Additives are meant to help either the septic tank or drain field and fall into three categories: inorganic compounds, organic solvents; and biological additives.
Inorganic compounds are marketed to open clogged drains and are typically strong acids or alkalis. These products should be avoided as they can kill the bacteria in the tank and stop the anaerobic digestion process allowing raw sewage to pass out into the drain field. These products can also corrode concrete tanks causing leaks.
Organic solvents are degreasers which can be effective in breaking down fats, oils and greases. However, these products can also kill the bacteria in the tank and may lead to contamination of the ground water.

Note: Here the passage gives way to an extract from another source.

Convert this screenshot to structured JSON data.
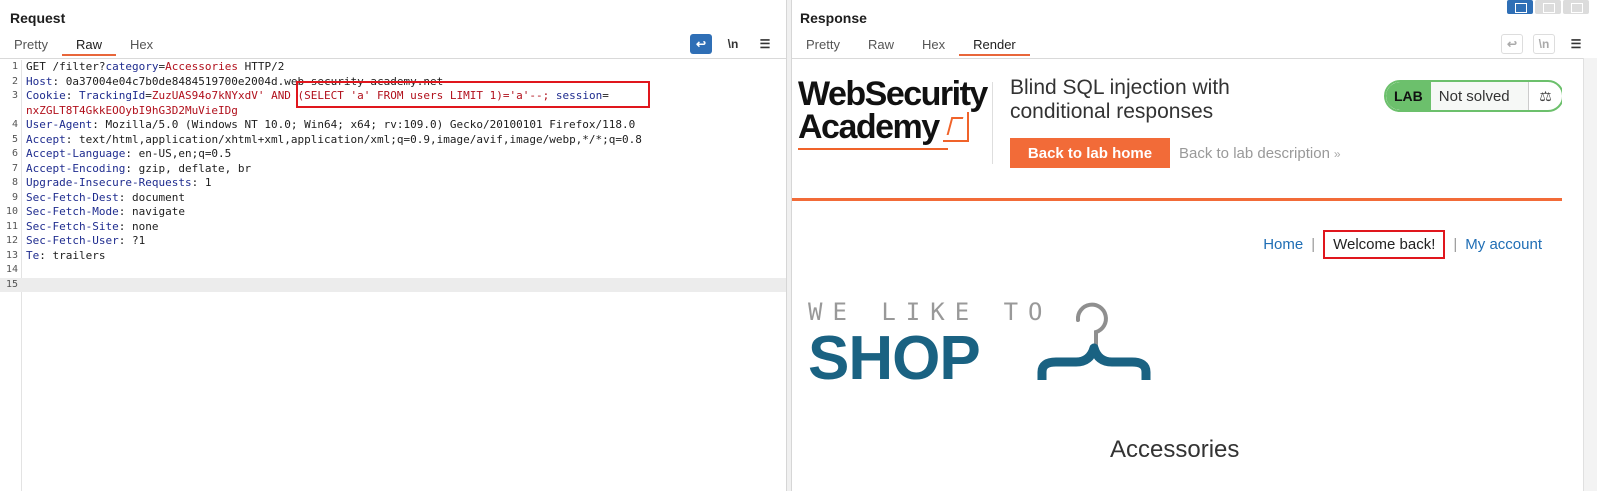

Biological additives such as yeast, bacteria and enzymes are used to enhance the existing bacteria and microbes in the tank and drain field, reactivate an “unhealthy” tank, or address a severe biomat buildup issue in the system. Yeast does help the process in a tank by breaking down starches within it; however, starches make up only a small percentage of the waste in the tank. It takes more than yeast alone to break down all the five types of waste (Proteins, Fibers, Greases, Pectins, and Starches) found in a normal septic tank. Enzymes are specific. For example, Cellulase, an enzyme that liquefies fibers (toilet paper), will only liquefy fibers and a protein-liquefying enzyme called Protease must be present to attack the protein-base wastes.
Bacterial based additives provide a boost of bacteria to an existing tank to help support or stimulate bacterial growth and action in the septic tank. Normally, a healthy septic tank and drain field contain enough bacteria to support the biological processes required for treatment without additional stimulation. However, in some cases the biology of the tank may not be “healthy” due to the addition of toxic substances such as pharmaceuticals, excess cleaning products, anti-bacterial soaps or other things that hinder the bacteria necessary for anaerobic digestion. In these cases a bacterial additive may be able to provide a boost to bacterial populations to promote and support a robust biological population in the tank. However in cases where bacteria are healthy, adding a commercial product may cause the new bacteria to compete with existing bacteria that are adapted to living in your treatment tank. This competition could be unhealthy, leading to reduced efficiency in the tank.
Enzymes, unlike bacteria, are not living and cannot reproduce. Enzymes are intended to stimulate the growth and reproduction of the existing bacteria in the tank in order to affect better treatment in the tank. To date, there is little scientific evidence to support the use of enzymes. However, some enzymes which breakup the scum layer may allow the fats, oils and greases held in the scum layer become free to enter the drain field.
Many products claim to eliminate the need to pump out the treatment tank. These claims should be treated with skepticism. Some of the solids in the treatment tank are sand, grit, bits of plastic and other similar non-biodegradable materials which cannot be digested or broken down by enzymes or bacteria and therefore, they accumulate. So far, independent third-party studies indicate that the use of additives does not prevent the accumulation of sludge. Degreasers may break down stubborn solids, but where do the solids go? If they stay in suspension they may go out to the leaching bed, which could increase the rate of clogging in the bed. A properly functioning and maintained effluent filter may help mitigate this risk. If you choose to use this type of product, be aware that there may be unforeseen consequences to less frequent tank pumping.
The science supporting the use of additives remains inconclusive. This is partially because the benefits are difficult to predict and often a trial and error process is required. In some instances supporting or enhancing bacterial populations may be helpful, even necessary to the proper treatment of effluent. If you think using an additive is right for your system, go to a trusted supplier for advice. They will help you choose the best additive for your system. Choose one that has the Eco-Logo symbol, which indicates that the product isn’t harmful to the environment. An engaged, responsive property owner who combines any potential additive use with proper septic tank maintenance, i.e. following sewer use guidelines, pumping and effluent filter cleaning, can only be good for our industry.